I took in a frightened breath

And waited to hear my doom

I wait to hear the words "Death"

To be dragged to the public fire

How right it is that my flesh

will be consumed by angry fire

At least I won't be able to see it

I'm blind to the world, I'm deformed

Tis better to die proudly and quick

Then to live my life ugly and deformed

But the news is far worse

Then I could have ever feared

The fresh pain in my heart

Overwhelms the flesh he seared

He calls me weak and useless

I am no longer fit to one day lead

He says he has no son anymore

His place I'll not succeed

I have been banished forever

Stripped of my title and place

My name removed from all scrolls

My world will vanish without a trace

I will have nothing in the world

Scorned and chased, without a chance

My father, who always loved me

Abandons me without a glance

There is only one course to take

I order a servant to fetch a blade

I'll restore honor to my name

Fix the mistakes I've made

A moment later, the knife's in hand

I feel it's metal, smooth and cool

This is my salvation now

From a fate so cruel

I line the blade to my heart

I'll die within my land!

But as I take the final breath

Someone pushes away my hand

Another hand takes my shoulder

Forces me to lie back and still

"Don't give up hope so quickly

Your blood you need not spill"

I laugh at my uncle's gesture

"What reason have I to stay alive?"

Uncle takes my hand tight

"For a goal to which you'll strive

Return with the Avatar in tow

And your birthright you'll regain

I believe that you can do it

And someday you will reign"

His words, they give me hope

So I lay back for I must heal

I will overcome my fear

And the uncertainty that I feel

For it doesn't matter how

No matter how long or when

I will return in triumph

I won't fail Father again

A/N: The prayer you are thinking of was written by St.
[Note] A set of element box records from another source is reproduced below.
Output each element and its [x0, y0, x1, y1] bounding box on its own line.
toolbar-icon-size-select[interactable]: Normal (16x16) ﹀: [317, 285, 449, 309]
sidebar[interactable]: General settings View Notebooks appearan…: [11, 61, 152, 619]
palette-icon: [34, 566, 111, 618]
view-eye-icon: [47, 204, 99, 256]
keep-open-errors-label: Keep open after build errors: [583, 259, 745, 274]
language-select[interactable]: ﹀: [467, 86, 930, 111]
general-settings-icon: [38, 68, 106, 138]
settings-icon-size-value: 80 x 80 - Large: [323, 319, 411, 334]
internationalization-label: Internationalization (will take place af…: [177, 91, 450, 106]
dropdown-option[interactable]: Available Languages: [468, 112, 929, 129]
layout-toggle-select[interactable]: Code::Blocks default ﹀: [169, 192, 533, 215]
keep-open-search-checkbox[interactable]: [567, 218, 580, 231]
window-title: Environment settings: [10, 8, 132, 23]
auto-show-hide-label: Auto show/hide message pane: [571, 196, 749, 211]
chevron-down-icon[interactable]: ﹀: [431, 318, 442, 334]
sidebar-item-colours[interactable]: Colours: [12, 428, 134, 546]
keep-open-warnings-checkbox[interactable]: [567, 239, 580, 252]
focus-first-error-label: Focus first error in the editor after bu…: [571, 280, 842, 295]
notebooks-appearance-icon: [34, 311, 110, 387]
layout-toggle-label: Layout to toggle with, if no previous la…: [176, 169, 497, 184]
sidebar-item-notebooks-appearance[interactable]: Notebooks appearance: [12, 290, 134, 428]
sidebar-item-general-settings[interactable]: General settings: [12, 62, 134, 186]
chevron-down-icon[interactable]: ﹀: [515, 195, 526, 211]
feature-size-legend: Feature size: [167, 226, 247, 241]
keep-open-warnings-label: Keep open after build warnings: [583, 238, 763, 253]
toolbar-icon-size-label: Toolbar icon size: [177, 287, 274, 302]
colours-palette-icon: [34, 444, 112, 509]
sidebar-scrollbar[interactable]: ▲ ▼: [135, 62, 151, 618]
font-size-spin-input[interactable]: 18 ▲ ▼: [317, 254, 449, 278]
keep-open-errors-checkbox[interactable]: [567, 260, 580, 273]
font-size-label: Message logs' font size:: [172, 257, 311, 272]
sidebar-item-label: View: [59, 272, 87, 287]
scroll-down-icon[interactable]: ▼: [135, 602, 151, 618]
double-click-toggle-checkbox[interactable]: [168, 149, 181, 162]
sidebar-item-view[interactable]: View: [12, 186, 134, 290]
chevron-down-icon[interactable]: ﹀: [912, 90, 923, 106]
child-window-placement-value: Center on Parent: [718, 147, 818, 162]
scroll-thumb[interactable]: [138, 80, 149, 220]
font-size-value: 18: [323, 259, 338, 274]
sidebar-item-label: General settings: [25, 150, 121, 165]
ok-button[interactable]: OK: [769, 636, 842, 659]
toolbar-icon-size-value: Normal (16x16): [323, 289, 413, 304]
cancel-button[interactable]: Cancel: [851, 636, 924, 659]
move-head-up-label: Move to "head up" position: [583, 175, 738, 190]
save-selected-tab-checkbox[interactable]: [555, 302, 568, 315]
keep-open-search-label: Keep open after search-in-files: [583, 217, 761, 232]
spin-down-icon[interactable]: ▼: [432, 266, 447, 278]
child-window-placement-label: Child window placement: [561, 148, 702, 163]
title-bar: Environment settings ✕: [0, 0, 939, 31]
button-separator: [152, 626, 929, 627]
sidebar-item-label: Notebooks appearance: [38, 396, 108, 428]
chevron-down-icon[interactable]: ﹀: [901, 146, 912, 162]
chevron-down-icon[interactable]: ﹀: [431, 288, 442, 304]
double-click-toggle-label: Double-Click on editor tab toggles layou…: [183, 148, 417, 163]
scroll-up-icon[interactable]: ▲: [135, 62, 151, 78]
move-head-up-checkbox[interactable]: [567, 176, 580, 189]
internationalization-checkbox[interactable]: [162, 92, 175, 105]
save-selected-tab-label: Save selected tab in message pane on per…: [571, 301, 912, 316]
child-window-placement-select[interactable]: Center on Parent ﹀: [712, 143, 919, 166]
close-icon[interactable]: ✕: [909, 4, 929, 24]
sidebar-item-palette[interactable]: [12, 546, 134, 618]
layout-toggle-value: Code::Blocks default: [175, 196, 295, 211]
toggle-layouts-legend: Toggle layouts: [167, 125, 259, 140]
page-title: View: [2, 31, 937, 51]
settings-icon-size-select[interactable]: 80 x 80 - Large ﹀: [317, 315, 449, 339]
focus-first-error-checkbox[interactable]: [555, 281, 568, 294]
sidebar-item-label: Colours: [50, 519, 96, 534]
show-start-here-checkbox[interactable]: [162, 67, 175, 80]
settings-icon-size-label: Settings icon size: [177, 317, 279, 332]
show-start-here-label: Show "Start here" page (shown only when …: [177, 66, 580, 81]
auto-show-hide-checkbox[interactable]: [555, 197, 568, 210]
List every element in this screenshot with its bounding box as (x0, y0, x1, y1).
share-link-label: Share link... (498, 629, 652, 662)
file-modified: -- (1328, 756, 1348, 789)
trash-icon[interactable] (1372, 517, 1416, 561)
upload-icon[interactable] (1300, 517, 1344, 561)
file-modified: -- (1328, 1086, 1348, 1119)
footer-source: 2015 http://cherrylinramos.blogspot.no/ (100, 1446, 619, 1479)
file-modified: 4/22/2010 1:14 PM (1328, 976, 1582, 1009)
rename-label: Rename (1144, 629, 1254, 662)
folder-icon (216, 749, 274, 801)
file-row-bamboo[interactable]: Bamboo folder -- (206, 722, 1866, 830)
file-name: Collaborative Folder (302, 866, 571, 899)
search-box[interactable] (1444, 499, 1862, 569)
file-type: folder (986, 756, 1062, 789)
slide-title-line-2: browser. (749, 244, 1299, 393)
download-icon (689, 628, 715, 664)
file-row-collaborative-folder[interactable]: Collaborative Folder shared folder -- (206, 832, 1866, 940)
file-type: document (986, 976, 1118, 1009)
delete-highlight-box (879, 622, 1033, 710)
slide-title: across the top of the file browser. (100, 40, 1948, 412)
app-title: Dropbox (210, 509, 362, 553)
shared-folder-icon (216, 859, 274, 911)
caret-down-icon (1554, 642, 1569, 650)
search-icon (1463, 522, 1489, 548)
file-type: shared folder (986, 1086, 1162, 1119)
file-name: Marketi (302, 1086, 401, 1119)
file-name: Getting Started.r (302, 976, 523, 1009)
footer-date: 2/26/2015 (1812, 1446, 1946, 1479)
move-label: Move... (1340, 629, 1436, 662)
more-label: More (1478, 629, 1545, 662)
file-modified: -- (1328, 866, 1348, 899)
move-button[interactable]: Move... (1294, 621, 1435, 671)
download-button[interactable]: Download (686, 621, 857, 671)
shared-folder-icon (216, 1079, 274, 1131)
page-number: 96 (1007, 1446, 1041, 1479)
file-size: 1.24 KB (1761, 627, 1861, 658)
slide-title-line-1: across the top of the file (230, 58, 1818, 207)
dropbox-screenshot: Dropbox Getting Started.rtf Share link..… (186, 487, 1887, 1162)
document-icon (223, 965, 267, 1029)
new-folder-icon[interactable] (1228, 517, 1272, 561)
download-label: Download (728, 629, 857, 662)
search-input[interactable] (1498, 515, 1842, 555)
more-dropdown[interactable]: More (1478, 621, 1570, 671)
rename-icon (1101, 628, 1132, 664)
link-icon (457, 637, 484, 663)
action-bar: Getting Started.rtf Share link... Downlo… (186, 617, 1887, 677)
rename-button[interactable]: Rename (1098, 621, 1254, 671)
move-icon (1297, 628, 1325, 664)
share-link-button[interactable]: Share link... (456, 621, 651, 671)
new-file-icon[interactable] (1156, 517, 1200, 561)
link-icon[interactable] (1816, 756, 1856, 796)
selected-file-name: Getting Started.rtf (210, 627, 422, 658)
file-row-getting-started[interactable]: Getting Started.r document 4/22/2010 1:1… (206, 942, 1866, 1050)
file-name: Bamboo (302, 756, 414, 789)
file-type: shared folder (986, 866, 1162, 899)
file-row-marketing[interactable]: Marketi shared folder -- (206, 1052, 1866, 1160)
Theresa of Avila, who was of Jewish origin and most likely based that prayer off this prayer. This prayer creeps me out because I always wondered if God was my father or my king. A father loves his children (besides Ozai!) and cares for them as his first priority. One speaks to a father and gains wisdom from him. A king is responsible for his servants and his country, but he leads and may sacrifice them, he may tax them brutally and be cruel to them, his rule must be unquestioned. A king owns his servants and can do with them what he pleases. I just hated this image of a heavenly despot, sitting in judgement over me. I hated this image of God in the bible, judging people, playing favorites, wiping out people on a whim, flooding the world, destroying cities. That was no father to me, that was a tyrant. I wanted God to be about love and personal responsibility! I just didn't know how to visualize God, a King to be feared or a Father to be loved. I may update that with more poetry based on prayers if I can force myself to actually open up a prayer book more then once every two months, but I wanted to answer your question ASAP. Yes, I am of the Mosiac faith but I'm not very religious anymore. I left the faith for the most part although my parents are still religious and I still practice many of the traditions out of habit. Thank you for reviewing.